Einige Jahre kehrte nun so etwas wie Ruhe im Leben dieser notorisch unruhigen Frau ein. Die reputierliche Witwe Gottfried vermietete 1821 ihr Haus an der Pelzerstraße 37 und mietete sich in einigen Zimmern an der benachbarten, ebenso feinen Obernstraße ein. Doch die Geldsorgen blieben. Auf einer Reise nach Stade gab sie derweil aus Geldnot vor, bestohlen worden zu sein. Sie schwor dort kaltblütig einen Meineid (der die später um ihr Seelenheil bangende Mörderin während der Haftzeit arg verfolgen sollte), um sich aus diesen Verstrickungen zu befreien.

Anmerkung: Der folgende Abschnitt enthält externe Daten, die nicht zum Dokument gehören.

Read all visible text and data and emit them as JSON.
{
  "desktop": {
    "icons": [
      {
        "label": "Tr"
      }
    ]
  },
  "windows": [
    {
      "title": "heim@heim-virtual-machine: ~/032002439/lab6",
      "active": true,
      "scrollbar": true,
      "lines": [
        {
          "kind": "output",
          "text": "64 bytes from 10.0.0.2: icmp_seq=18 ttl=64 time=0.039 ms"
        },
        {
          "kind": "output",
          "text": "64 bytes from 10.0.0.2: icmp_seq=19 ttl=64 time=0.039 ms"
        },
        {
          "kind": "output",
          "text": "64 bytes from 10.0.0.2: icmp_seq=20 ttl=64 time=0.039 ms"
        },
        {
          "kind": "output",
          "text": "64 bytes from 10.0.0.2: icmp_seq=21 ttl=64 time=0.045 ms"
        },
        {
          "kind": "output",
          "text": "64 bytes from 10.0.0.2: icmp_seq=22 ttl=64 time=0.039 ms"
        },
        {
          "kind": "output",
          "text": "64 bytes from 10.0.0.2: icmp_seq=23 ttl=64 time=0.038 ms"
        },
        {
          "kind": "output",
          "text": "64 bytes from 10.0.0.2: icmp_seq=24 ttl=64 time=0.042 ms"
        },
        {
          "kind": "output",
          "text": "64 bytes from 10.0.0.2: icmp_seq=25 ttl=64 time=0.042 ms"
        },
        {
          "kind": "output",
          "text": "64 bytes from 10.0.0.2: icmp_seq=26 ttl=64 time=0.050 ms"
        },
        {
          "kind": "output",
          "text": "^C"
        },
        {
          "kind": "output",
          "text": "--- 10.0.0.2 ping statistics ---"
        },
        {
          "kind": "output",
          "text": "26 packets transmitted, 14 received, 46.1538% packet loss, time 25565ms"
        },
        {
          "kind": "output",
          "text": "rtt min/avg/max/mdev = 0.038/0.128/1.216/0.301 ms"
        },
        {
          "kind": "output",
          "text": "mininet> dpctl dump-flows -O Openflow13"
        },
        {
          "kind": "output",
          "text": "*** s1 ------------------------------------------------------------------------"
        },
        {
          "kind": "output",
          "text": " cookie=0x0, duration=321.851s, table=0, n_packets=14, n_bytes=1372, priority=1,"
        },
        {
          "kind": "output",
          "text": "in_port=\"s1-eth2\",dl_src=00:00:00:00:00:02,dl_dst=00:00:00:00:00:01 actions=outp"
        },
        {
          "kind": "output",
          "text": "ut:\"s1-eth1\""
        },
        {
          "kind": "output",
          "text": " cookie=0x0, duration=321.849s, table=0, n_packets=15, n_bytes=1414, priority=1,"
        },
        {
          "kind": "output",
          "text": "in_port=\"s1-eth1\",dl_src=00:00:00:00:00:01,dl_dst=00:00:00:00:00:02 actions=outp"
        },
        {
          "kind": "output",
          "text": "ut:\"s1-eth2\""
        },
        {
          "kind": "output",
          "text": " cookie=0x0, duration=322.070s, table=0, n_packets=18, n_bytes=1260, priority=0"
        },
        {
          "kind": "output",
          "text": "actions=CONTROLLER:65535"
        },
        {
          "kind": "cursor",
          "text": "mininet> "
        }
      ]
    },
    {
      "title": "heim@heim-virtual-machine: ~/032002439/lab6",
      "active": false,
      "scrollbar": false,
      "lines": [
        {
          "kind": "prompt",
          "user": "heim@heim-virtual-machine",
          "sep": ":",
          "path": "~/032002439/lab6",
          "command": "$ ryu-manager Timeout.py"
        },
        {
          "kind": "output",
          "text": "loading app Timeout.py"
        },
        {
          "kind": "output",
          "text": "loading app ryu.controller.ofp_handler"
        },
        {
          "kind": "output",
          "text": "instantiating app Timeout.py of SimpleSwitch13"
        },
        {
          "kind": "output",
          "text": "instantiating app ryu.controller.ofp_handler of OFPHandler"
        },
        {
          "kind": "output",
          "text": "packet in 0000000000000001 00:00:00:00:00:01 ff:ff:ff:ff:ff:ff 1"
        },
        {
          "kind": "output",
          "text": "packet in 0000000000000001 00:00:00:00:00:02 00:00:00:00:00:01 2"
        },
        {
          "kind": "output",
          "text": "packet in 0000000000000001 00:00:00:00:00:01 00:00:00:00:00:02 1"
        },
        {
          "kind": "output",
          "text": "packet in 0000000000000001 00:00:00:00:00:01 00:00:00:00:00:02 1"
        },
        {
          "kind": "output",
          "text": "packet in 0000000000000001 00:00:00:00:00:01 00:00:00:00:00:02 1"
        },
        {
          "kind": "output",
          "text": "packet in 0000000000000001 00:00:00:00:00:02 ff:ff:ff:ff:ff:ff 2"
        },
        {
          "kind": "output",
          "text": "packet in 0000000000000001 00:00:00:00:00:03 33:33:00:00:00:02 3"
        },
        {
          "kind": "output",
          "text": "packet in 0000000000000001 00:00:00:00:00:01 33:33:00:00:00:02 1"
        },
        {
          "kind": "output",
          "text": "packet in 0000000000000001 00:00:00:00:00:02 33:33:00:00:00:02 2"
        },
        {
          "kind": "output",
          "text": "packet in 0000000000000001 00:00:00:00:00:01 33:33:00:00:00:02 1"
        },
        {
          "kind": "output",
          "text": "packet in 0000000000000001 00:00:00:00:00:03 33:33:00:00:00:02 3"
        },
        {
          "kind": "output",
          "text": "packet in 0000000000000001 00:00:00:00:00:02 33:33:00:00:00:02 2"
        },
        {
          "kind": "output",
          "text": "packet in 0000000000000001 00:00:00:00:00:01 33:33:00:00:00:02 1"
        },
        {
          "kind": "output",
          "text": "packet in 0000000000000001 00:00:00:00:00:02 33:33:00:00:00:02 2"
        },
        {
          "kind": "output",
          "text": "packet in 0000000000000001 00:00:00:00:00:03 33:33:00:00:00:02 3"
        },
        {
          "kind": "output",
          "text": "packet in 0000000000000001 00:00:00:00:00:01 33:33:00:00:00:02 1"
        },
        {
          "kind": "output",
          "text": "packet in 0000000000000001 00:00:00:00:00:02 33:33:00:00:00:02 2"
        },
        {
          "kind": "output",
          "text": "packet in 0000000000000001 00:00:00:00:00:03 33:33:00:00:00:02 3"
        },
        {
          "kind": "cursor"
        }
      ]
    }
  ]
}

Nach Bremen zurückgekehrt, verhieß eine weitere Verlobung neues Lebensglück, diesmal mit dem Modewarenhändler Paul Thomas Zimmermann. 1823 willigte sie in sein Werben ein. Gleichzeitig stieß sie durch ein Zeitungsinserat erneut auf die damals verbreitete "Mäusebutter", die sie sich von ihrer Magd und Freundin Beta Schmidt aus der Apotheke am Markt besorgen ließ.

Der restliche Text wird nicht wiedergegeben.